Not quite the right time. Deputy PM Salvini’s words come in the wake of a five-way call between Italian PM Giorgia Meloni and other Western leaders – US President Joe Biden, French President Emmanuel Macron, German Chancellor Olaf Scholz and British Prime Minister Rishi Sunak – where they took stock of the situation in Ukraine.
- Rome is fully aligned with the ongoing expansion of Western support to Ukraine, and it’s readying its next weapons and equipment package, slated to include SAMP/T air defence systems as well as civilian aid.
The anti-Zelensky front. Mr Salvini’s not alone. Over the past few days, a group of intellectuals and pundits who oppose supporting the Ukrainian resistance published a document criticising Mr Zelensky’s appearance, calling him a “head of State of one of the two countries currently fighting the bloody war in the Donbas” – and conveniently ignoring the fact that Russia invaded the Ukrainian territory.
- Names include historian Franco Cardini, TV author Carlo Freccero, legal expert Joseph Halevi and artist Moni Ovadia, as well as former Five Star Movement politician Alessandro Di Battista, who have repeatedly amplified some of the Kremlin’s main talking points and conspiracy theories.

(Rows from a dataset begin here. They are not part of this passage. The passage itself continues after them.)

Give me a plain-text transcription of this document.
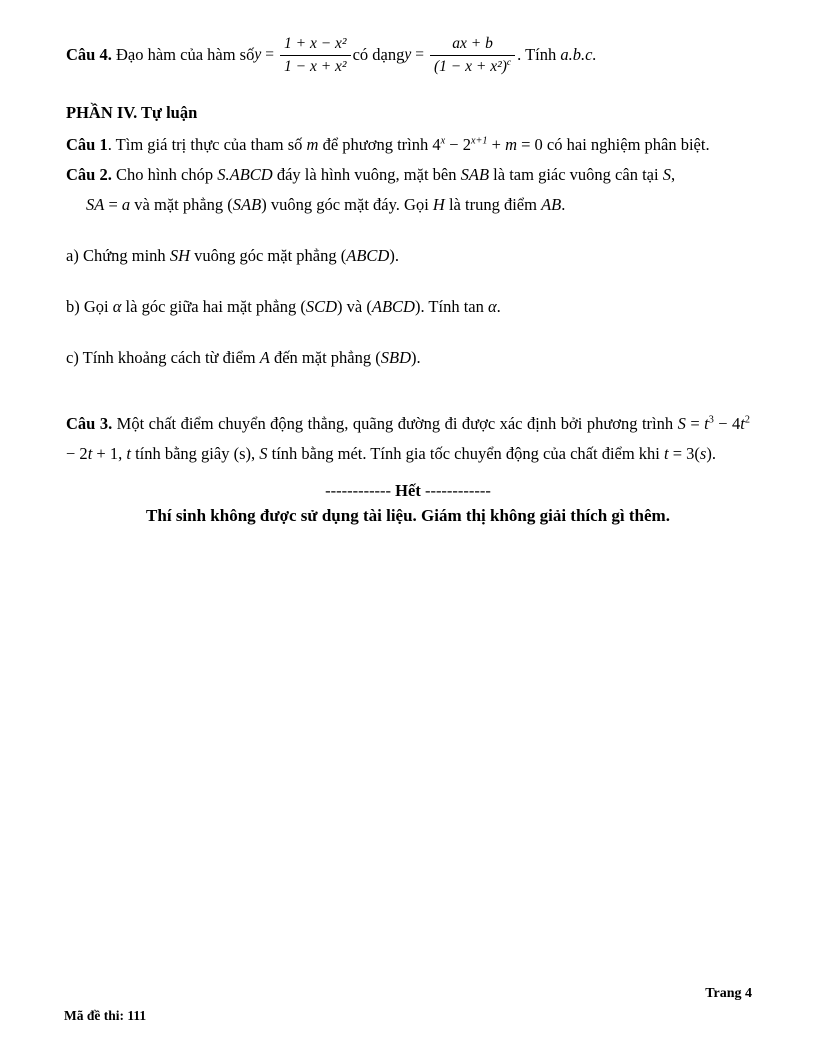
Câu 4. Đạo hàm của hàm số $y = \frac{\text{1 + x − x²}}{\text{1 − x + x²}}$ có dạng $y = \frac{ax + b}{(1 - x + x^2)^c}$ . Tính a.b.c.
PHẦN IV. Tự luận
Câu 1. Tìm giá trị thực của tham số m để phương trình $4^x - 2^{x+1} + m = 0$ có hai nghiệm phân biệt.
Câu 2. Cho hình chóp S.ABCD đáy là hình vuông, mặt bên SAB là tam giác vuông cân tại S,
SA = a và mặt phẳng (SAB) vuông góc mặt đáy. Gọi H là trung điểm AB.
a) Chứng minh SH vuông góc mặt phẳng (ABCD).
b) Gọi α là góc giữa hai mặt phẳng (SCD) và (ABCD). Tính tan α.
c) Tính khoảng cách từ điểm A đến mặt phẳng (SBD).
Câu 3. Một chất điểm chuyển động thẳng, quãng đường đi được xác định bởi phương trình $S = t^3 - 4t^2 - 2t + 1$, t tính bằng giây (s), S tính bằng mét. Tính gia tốc chuyển động của chất điểm khi t = 3(s).
------------ Hết ------------
Thí sinh không được sử dụng tài liệu. Giám thị không giải thích gì thêm.
Trang 4
Mã đề thi: 111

A crash course in Kremlinspeak. The war, they wrote, is “fomented by irresponsible arms shipments and unconfessable economic and geostrategic interests […] which have complex reasons, including the fact that NATO has gone to ‘bark at the borders of Russia’ […] as well as the consequences of the brutal repression of [Mr] Zelensky’s nationalist government against the Russian-speaking population, especially in Donbas. A war that, as Italians, we have a constitutional duty to repudiate.”
- The manifesto goes on to call for a protest on February 11 – when Mr Zelensky will make his pre-recorded appearance – in Sanremo. “Italy must get out of the war immediately by stopping all direct or indirect aid to one of the warring parties. Italy cannot resign itself to remaining a storehouse of deadly nuclear weapons under American control, nor a place of war laboratories and research centres. It is necessary to rid our territory of this presence.